Laboratory Port Call and Transit Activities

  • Processed cores and samples from Holes U1553C, U1553D, and U1553E.
  • Fabricated a decapping tool with the 3D printer for the powder sample cups used with the portable X-ray fluorescence spectrometer (pXRF). The tool allows the caps on the sample cups to be removed easily so they can be reused.

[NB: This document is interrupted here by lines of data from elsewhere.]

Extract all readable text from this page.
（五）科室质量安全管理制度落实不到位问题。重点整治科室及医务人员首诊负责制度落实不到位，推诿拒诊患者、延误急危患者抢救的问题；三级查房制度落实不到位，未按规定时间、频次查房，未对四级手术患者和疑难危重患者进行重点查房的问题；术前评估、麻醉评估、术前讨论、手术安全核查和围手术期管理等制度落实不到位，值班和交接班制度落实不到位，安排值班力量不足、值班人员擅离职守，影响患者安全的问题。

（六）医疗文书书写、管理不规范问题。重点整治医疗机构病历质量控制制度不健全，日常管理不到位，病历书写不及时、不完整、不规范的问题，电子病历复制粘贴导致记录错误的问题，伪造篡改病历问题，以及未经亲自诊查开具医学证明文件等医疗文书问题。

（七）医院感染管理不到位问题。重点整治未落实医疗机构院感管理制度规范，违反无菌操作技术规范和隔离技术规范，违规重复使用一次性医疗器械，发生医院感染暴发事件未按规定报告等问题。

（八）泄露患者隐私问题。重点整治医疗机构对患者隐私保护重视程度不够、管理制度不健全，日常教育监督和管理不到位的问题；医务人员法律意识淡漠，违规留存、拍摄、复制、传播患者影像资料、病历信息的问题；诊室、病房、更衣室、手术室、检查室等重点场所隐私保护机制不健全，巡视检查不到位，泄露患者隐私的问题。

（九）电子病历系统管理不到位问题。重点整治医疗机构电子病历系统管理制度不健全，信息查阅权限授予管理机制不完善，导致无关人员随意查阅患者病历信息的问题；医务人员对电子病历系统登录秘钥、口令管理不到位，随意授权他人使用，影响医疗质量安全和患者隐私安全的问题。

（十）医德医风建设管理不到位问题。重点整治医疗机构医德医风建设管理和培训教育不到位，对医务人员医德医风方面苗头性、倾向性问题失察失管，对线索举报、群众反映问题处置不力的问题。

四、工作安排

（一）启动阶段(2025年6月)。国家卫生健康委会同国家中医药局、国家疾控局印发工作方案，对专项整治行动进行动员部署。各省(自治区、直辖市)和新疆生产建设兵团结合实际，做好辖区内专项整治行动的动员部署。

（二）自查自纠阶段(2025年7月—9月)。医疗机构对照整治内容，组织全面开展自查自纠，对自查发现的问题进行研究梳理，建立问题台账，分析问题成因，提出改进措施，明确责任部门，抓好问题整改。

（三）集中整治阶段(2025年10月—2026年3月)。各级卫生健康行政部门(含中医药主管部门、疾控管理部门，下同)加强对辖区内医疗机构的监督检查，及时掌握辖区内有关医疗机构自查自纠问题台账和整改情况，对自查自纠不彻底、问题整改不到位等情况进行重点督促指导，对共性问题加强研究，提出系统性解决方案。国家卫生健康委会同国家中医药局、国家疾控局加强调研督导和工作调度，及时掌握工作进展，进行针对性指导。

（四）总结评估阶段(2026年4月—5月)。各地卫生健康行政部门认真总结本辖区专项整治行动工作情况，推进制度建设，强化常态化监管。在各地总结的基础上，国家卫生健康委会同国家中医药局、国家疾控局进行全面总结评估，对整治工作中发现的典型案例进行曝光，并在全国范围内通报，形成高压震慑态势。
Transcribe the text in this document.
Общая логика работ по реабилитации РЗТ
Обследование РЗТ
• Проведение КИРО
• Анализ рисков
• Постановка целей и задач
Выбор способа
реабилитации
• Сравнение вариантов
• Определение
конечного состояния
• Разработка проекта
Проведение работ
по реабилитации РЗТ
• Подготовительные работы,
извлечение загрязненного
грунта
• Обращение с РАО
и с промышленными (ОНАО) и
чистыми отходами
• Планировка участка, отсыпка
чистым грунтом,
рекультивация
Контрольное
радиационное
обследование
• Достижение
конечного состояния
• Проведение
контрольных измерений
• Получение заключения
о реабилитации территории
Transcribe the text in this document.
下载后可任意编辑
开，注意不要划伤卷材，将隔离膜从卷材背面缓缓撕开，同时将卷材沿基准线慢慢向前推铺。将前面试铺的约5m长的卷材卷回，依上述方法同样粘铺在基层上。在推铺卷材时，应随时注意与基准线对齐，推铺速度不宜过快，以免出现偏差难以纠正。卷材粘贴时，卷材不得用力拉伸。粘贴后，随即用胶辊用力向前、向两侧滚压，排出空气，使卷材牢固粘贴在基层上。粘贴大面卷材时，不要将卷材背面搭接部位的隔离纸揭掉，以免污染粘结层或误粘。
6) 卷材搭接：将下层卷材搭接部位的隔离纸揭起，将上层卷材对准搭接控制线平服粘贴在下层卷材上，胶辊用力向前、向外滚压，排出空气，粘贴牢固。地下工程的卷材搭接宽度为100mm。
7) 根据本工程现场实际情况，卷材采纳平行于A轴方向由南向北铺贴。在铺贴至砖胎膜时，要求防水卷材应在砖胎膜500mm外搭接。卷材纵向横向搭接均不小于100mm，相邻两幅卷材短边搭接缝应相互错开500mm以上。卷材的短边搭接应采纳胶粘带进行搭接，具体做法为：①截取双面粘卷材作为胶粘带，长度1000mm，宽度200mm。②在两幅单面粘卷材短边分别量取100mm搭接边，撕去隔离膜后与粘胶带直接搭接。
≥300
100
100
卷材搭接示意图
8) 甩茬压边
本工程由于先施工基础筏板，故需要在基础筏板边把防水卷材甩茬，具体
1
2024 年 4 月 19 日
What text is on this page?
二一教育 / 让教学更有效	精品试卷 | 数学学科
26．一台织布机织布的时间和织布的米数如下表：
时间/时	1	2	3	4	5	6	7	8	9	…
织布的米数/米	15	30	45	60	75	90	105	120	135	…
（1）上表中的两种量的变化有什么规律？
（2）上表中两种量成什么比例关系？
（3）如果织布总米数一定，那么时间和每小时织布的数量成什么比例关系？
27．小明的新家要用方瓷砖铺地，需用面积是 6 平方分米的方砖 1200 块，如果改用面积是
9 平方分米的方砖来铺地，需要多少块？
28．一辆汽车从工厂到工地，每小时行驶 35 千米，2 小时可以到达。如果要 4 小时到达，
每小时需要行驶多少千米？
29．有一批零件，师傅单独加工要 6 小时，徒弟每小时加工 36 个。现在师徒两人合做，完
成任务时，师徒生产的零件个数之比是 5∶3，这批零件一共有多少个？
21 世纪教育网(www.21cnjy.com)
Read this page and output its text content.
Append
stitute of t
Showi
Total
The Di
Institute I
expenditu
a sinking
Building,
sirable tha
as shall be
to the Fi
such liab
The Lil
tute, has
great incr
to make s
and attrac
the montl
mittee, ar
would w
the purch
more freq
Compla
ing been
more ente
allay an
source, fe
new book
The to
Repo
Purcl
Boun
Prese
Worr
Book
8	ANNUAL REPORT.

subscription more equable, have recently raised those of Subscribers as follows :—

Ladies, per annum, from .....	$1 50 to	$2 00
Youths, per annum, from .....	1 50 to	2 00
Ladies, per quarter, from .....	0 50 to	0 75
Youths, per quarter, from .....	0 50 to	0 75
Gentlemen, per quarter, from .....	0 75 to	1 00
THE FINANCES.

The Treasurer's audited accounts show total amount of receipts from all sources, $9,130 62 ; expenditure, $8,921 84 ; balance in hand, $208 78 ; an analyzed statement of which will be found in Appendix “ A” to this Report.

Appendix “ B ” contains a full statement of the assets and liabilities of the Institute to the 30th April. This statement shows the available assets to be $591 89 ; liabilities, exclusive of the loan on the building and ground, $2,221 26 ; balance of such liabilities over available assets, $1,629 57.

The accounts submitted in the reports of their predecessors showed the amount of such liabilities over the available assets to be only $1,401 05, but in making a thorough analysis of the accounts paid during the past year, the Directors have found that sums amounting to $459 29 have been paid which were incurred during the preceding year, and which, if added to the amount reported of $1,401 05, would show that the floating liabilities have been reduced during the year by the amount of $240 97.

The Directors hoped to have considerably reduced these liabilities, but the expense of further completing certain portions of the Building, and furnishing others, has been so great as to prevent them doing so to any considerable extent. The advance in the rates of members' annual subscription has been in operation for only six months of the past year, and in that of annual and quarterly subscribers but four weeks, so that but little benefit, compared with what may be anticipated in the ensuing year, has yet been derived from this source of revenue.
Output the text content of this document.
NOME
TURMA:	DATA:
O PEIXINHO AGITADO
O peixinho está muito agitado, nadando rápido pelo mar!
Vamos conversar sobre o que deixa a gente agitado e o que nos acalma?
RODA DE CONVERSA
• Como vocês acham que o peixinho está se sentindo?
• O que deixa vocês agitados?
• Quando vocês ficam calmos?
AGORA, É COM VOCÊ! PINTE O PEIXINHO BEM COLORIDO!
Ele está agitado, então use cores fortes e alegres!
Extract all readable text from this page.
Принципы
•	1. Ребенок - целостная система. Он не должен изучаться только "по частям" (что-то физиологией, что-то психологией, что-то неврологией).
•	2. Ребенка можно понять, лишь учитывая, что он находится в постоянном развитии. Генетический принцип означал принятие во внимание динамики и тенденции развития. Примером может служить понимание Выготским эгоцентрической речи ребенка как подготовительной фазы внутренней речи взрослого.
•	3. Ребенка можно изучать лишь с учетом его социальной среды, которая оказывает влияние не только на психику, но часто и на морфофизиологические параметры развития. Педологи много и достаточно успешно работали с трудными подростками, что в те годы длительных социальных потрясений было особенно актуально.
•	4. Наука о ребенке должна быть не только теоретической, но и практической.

Application Support Activities

  • Code changes complete for KappaBridge. User testing will begin during transit.
  • The Section Half Imaging Logger refused to connect to the database and was fixed.
  • Helped Publications Specialist with the creation of a core composite with more than 10 sections. A new image was created and uploaded manually while the issue was changed.
  • Helped DESC technician with a ValueListManager problem.
  • The Driller’s Sample Master module had an issue with a core that was entered and uploaded, but still showed a red row.
  • Lazer Katjie has a sort issue for where we have more than 10 core sections. Work continues on this issue.
  • LIMS2Excel (L2E) failed to execute when the first drilling sample length was not entered. Fixed L2E to display sample info as blank if it is missing.

IT Support Activities

  • Discovered through the Microsoft Windows Update Service that patches were not being dispersed.
  • Lost internet services on January 23 for ~30 min due to TAMU network issues.
  • iPrint web page was not listing available printers for installation. Matter resolved with assistance from vendor by correcting administrator credential issues.
  • Telemedicine connection issues resolved. Problem was with the hospital services contracted. They changed their video conferencing setup to something similar to a Zoom session. Ship must contact the hospital first by email or phone to initiate a telemedicine video session.

HSE Activities

  • Conducted abandon ship drill.
  • Safety shower and eye wash stations were tested.